I learned the concept of the self-evident, axiom, first truths when I was an adolescent. Like most of you this had to have been in high school and most definitely in the first two years of college here in the United States.  I tell you that the point is the fundamental concept in us from the time of birth and generations past and forward. In my opinion, I think the point is the beginning of everything from start to end and the beginning again – all throughout reality.

Imagine if a point was to take on some physical characteristic?  A dot, if at all in the present, is a vacuum; and, once again it only has location and no dimension.  How big is that space? Infinitesimally small (Hawking, S.). I’m using the word “space” as I should not but I don’t know how else to describe it. The point is absolute nothingness without time but it does not get old but it could evolve in you but the underlying concept is the same.  If it did exist in time it would not get affected and would always stay anew.

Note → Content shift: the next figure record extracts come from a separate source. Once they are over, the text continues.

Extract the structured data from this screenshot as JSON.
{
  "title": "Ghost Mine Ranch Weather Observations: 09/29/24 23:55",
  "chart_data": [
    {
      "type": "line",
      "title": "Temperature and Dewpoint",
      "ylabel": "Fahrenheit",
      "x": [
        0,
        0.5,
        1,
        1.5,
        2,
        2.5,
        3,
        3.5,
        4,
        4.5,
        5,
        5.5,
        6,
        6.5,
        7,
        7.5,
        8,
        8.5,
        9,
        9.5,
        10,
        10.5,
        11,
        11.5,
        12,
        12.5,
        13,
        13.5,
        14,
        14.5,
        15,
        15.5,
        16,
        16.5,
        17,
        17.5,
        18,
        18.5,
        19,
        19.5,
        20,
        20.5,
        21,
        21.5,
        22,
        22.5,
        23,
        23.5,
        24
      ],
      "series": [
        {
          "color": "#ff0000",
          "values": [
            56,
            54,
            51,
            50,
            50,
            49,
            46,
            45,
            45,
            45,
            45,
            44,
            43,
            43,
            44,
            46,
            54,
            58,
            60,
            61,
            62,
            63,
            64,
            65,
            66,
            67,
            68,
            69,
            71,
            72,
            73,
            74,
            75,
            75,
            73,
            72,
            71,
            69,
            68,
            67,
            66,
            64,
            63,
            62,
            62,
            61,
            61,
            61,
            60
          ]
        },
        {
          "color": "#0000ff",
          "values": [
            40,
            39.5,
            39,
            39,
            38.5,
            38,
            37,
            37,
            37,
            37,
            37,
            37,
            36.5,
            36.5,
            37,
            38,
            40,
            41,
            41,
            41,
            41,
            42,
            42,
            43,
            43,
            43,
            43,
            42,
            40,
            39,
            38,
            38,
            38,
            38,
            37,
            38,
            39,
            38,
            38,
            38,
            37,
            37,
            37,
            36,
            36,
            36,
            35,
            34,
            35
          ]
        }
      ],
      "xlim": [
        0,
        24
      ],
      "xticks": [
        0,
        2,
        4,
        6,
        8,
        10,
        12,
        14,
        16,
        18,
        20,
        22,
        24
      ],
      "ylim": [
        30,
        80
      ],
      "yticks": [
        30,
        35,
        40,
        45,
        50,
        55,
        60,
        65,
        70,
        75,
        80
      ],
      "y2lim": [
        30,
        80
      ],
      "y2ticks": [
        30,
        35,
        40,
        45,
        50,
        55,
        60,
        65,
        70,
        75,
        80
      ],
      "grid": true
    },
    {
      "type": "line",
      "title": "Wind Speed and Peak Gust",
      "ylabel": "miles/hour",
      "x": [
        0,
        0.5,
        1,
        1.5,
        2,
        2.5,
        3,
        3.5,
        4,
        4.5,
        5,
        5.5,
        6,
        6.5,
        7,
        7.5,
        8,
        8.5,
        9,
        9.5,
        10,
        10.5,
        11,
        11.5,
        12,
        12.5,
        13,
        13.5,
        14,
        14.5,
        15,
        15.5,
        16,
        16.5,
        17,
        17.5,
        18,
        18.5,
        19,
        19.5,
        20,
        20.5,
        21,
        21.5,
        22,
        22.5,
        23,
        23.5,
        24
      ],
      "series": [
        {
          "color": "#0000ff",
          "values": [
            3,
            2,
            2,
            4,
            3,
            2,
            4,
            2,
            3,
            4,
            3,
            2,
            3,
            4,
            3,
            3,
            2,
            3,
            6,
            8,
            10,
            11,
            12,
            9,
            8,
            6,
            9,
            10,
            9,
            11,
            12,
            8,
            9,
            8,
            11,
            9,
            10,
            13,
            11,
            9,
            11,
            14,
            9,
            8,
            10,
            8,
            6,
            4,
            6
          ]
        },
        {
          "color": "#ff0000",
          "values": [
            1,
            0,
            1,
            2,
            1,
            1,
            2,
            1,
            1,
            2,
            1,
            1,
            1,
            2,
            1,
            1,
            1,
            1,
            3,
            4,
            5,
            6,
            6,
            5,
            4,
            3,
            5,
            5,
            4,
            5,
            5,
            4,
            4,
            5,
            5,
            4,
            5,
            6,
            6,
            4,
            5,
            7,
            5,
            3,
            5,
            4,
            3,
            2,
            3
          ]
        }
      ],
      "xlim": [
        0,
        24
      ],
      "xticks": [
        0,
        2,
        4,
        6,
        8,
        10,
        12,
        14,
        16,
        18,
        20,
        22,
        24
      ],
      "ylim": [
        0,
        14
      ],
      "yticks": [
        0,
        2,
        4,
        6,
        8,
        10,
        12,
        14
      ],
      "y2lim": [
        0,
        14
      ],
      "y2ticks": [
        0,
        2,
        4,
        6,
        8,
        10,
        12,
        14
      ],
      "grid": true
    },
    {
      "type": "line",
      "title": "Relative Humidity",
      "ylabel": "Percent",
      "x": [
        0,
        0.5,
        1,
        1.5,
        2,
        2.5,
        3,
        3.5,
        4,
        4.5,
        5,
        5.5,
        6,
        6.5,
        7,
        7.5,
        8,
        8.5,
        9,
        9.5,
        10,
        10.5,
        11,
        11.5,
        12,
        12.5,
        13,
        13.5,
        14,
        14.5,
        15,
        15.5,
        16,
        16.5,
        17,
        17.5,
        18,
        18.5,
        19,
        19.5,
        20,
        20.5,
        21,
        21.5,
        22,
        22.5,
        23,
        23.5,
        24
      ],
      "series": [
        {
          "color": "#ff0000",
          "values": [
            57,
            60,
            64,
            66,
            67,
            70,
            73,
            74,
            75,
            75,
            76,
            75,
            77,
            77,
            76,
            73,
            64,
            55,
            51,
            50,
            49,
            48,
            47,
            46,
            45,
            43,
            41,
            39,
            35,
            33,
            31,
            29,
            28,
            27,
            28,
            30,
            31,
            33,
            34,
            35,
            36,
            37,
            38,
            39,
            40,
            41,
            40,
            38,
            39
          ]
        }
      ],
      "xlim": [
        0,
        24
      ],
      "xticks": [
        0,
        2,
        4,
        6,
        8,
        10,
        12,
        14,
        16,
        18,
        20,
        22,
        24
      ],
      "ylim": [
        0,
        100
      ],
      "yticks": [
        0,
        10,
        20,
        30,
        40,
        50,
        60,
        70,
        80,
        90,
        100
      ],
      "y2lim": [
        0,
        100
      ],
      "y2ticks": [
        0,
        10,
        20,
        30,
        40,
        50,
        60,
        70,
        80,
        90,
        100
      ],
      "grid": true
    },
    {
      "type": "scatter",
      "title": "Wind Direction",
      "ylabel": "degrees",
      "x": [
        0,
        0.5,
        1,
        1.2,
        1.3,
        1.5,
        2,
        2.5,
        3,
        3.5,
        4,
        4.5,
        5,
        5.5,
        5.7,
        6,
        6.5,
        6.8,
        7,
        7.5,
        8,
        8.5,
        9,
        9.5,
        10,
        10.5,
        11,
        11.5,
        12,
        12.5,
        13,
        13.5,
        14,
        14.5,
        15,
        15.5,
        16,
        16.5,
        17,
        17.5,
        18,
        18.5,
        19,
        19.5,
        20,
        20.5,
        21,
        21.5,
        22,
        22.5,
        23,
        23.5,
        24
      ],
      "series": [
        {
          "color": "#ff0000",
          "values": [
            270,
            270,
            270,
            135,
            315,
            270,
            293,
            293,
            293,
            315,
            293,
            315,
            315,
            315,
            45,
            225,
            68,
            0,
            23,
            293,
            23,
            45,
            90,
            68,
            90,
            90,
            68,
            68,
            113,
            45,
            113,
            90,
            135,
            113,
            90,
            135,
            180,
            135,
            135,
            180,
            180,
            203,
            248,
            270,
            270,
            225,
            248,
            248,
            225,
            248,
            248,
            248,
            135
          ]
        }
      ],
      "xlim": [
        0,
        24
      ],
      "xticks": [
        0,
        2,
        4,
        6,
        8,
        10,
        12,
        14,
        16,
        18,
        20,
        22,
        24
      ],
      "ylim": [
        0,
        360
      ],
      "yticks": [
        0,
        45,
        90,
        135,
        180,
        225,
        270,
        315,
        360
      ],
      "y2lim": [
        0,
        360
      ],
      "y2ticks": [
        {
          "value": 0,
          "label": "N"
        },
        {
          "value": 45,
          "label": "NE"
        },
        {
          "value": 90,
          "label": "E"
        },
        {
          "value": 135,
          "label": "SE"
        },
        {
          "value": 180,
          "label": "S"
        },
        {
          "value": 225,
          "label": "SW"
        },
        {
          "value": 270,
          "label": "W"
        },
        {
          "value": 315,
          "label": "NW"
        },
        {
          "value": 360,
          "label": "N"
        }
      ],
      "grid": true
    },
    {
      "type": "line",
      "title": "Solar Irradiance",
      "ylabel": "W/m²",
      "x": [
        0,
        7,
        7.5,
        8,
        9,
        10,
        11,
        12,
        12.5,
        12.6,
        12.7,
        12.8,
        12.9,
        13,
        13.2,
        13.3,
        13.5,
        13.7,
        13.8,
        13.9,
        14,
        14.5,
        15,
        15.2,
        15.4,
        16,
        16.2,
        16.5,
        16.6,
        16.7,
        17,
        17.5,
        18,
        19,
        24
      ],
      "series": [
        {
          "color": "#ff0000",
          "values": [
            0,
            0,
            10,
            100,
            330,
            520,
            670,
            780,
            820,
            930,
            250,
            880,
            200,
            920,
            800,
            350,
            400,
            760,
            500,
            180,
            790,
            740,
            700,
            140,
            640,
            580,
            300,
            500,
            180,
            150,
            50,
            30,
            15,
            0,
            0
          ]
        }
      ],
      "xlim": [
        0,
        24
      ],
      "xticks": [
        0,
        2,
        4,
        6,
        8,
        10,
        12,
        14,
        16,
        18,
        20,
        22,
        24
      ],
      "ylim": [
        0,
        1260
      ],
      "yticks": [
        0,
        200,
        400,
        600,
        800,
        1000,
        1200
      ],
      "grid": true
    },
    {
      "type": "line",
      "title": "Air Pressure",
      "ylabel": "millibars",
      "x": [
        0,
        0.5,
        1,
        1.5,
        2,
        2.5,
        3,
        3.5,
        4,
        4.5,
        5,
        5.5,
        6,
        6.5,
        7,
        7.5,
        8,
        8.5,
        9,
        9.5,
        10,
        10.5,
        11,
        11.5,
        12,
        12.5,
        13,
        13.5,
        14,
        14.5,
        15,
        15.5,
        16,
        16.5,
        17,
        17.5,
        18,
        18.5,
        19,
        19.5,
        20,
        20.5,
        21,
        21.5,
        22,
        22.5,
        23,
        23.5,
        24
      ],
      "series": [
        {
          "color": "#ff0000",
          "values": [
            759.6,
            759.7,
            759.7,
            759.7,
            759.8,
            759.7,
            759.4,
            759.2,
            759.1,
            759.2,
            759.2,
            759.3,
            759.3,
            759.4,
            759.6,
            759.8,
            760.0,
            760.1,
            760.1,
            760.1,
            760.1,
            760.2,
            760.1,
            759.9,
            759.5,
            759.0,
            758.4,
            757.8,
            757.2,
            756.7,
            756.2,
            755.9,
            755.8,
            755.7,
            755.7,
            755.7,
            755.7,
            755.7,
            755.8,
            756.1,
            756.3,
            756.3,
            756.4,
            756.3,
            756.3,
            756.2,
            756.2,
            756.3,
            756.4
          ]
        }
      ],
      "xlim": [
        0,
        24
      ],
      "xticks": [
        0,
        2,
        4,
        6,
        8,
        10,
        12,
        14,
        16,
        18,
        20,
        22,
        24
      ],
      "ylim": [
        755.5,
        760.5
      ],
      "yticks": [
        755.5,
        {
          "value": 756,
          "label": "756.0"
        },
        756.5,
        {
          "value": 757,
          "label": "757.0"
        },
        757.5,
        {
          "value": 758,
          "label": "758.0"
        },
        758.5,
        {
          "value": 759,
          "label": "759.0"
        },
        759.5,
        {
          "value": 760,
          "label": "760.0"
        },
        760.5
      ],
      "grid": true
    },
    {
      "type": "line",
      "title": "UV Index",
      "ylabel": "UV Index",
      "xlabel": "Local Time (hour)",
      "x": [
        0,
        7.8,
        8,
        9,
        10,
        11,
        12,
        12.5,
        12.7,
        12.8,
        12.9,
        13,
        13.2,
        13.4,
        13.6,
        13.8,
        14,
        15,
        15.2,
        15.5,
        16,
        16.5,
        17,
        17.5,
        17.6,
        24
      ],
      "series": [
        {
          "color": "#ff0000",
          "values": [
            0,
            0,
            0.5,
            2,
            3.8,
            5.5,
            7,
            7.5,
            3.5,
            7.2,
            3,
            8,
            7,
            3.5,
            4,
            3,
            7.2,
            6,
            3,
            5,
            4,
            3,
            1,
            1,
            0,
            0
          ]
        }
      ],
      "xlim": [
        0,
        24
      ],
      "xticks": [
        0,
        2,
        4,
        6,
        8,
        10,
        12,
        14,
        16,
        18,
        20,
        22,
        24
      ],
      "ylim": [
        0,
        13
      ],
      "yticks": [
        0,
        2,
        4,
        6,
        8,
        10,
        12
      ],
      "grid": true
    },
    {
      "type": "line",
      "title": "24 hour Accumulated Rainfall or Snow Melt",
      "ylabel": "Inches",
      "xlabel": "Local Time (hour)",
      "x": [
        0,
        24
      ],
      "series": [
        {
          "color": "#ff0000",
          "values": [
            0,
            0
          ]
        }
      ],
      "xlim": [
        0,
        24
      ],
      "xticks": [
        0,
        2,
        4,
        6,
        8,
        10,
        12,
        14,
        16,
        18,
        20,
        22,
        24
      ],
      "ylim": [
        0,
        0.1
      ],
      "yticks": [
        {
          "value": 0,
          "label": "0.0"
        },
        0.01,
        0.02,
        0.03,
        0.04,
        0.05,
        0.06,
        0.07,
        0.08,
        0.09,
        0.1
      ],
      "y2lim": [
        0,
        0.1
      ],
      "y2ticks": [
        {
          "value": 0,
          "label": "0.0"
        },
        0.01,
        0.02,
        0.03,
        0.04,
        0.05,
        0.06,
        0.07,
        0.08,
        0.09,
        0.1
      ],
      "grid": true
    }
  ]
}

So the point grows and collapses infinitely and this is easier to imagine that rather than a point being incepted from nothing and growing bigger infinitely forever. I can’t imagine anything that big can you? If you can I would say that your intelligent is superior to mine. But if you really tested me I would tell you that I would make the leap of faith and say that was God. In our minds and maybe somewhere we don’t know the idea of a point is a form and could be classified as Platonic.

I have to agree with Plato that it does have some kind of form or you would not be able to act on it.  The idea is in me and then it obliterates into nothingness. I try to force myself to make it a cube but I have been trained and conditioned in the other (a dimensionless sphere). Plato would say that it must take a general shape in disregard to the world or you would not know what you are contemplating about.

This concept of a point in our minds cannot be found in nature because in our minds this definition is perfect and nothing in nature can demonstrate a perfect point.  The empirical here is inferior. There are many examples in the world but nothing comes close to the a priori. The a priori is perfect, immutable, and intangible. That’s the way I like it because it is ideas like these that makes me believe in something greater than myself; the world of the forms.

All in all, I think that I am a rationalist and the world starts with infinitesimally small dimensionless-nothing sphere and BANG!